Иуда Кериот со своей семьей Пасхи не праздновал: какая там Пасха, что такое?! Пасха была для тех, кто нашел действительно или кому, по крайней мере, казалось, что он нашел Землю Обетованную, текущую молоком и медом, полную песен радостных. А для него был все тот же плен, как и для праотцев в Мизраиме, плен, текущий слезами и желчью… Нет, ему Пасха не нужна нисколько!.. И в то время как в звездном мерцании каждый дом, каждая лачужка в Иерусалиме звучала священными гимнами, он, повесив голову, шатался в темноте сам не зная ни куда, ни зачем… Главное, только бы не идти домой, не видеть эту налитую беспредельной злобой к нему безумную женщину, не видеть этих смущенных, недобрых глазок детей, а в особенности не видеть этой Сарры!.. Ох, что он ей тогда сказал!.. А она ведь хлеб всем носила.
Из густой толпы, издевавшейся над распятыми, издали он своими беспокойными, запуганными глазами видел все. Он не уходил до конца. Было очень тяжко, но он не уходил нарочно и все смотрел, чтобы понять. И все же не понял… И слонялся вот теперь среди темных улиц, и подолгу понуро стоял, думая, и опять уже уставшими ногами шел дальше, сам не зная ни куда, ни зачем..

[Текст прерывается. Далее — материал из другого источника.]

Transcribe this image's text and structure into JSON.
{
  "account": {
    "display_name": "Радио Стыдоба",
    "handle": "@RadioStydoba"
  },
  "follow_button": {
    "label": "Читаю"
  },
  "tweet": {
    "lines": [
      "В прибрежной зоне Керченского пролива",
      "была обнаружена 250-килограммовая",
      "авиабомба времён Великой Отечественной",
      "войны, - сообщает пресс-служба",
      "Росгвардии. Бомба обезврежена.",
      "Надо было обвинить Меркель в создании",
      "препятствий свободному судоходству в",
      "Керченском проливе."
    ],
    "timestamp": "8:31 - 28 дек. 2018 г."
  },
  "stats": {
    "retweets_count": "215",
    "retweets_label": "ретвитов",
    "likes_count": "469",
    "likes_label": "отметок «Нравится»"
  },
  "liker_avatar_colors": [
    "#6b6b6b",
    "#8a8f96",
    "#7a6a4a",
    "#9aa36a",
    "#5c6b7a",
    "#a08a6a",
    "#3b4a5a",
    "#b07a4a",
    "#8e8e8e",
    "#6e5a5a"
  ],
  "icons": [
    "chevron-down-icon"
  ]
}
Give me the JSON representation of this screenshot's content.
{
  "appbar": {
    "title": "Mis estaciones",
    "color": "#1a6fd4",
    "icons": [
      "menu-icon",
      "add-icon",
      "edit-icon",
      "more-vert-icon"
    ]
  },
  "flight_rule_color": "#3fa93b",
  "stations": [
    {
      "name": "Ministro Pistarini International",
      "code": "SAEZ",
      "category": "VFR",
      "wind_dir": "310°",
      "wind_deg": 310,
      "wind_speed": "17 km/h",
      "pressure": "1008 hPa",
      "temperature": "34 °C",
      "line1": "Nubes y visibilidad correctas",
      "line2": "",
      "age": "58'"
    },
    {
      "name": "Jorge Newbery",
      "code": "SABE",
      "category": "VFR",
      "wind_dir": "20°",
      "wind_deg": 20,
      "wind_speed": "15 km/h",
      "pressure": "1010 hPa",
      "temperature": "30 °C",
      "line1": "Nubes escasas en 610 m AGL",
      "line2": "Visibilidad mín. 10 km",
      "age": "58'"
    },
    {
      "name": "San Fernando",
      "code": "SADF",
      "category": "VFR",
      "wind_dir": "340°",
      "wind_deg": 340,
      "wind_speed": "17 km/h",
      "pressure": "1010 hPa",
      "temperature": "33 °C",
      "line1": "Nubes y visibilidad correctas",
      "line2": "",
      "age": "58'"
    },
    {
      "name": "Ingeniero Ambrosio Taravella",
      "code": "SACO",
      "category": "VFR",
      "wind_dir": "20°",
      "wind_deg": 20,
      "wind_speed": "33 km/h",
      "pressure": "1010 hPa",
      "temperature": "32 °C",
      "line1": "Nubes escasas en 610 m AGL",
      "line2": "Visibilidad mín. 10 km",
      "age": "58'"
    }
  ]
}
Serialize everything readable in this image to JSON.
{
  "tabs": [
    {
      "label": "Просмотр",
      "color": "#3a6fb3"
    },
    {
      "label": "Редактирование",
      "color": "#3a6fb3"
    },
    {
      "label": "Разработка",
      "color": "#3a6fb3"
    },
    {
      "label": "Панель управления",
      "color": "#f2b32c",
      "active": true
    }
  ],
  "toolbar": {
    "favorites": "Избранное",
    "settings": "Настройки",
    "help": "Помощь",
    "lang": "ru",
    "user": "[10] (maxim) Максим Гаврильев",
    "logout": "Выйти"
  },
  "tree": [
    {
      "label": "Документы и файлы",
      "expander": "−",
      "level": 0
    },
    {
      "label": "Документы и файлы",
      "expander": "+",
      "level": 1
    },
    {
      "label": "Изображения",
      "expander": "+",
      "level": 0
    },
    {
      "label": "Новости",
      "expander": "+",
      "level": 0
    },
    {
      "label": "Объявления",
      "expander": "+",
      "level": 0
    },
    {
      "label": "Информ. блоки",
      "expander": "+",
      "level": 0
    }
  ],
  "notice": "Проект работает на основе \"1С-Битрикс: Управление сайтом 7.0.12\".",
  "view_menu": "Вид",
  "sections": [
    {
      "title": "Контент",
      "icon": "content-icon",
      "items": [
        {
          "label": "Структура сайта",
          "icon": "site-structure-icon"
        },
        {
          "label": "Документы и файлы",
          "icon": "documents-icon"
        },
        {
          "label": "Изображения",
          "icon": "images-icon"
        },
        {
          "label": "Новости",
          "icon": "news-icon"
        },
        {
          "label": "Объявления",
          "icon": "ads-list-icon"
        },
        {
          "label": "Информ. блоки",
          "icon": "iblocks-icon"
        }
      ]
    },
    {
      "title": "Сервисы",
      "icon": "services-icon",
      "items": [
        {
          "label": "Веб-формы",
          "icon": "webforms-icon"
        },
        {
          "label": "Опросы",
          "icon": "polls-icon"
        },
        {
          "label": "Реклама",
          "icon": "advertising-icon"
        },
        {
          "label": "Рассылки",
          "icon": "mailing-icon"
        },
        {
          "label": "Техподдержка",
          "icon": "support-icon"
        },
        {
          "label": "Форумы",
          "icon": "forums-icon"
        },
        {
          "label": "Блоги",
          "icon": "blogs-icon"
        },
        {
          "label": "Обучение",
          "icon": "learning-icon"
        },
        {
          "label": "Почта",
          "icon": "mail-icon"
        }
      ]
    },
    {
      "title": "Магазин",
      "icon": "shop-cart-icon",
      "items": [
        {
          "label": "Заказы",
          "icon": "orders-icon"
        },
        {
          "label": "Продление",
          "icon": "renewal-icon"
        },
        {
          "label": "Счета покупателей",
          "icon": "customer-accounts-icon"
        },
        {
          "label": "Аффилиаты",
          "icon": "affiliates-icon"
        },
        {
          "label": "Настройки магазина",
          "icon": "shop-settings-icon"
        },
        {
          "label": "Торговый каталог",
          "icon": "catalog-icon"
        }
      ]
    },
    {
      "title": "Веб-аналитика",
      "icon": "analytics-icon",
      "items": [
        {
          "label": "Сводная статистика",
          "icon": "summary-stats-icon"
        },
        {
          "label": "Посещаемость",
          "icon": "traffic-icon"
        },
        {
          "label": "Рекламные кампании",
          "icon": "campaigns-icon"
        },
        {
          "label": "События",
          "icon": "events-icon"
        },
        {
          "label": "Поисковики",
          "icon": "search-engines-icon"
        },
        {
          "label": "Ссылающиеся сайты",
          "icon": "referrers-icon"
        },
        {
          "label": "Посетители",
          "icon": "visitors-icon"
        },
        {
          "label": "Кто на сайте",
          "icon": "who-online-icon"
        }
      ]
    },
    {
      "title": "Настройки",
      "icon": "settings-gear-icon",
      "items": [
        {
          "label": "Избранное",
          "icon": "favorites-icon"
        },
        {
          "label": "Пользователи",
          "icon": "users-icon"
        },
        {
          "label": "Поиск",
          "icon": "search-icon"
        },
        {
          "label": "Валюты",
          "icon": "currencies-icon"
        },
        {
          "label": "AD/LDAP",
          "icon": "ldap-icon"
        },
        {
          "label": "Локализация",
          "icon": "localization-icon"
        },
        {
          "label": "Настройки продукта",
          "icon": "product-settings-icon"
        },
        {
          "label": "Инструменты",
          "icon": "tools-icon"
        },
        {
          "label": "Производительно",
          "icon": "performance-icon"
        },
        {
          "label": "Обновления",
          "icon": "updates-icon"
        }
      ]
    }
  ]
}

«…Предал… — тяжело думал он. — Предал… — повторил он и выпрямился. — Нет, это неверно. Нет, это неверно ни в каком случае. Что значит предал? Что он, неприступная крепость, что ли, какая?! Безоружный, беззащитный, он каждый день появлялся на улицах города и в храме и, если бы храмовники были порешительнее, они легко могли бы просто взять его среди толпы. Глупцы, они боялись народа! Но народ сам оплевал и заушил его. Если б они были посмелее, услуг его, Иуды, и не понадобилось бы совсем. Все, что он сделал, это указал место, где его можно было взять без шума. Только и всего. Ему, рабби, все равно, было бы не уйти. Он со всех сторон был окружен врагами, как олень в горах Галаадских гиенами и шакалами… Он сам вынес себе — и давно — смертный приговор… Сам!»
Все это было совершенно верно. И он знал, что это совершенно верно. Но тем не менее он не находил себе покоя и, завернувшись в свой дырявый плащ с оторванной полой, он подкашивающимися ногами ходил туда и сюда по городу, который сперва радостно распевал священные псалмы, а потом потушил огни и, завернувшись в звездную тишину, погрузился в сон. А он ходил среди домов, среди спящих таборов и сотни раз повторял все то же, и сотни раз получал все тот же итог. Он пробовал было думать о стареньком домике среди пальм Иерихона, который теперь был доступен ему, но снова возвращался к своим рассуждениям, от которых не было покоя, от которых странно тесно становилось на земле… Наконец, ноги совсем отказались носить его, он рухнул на кучу какого-то мусора у городской стены и забылся…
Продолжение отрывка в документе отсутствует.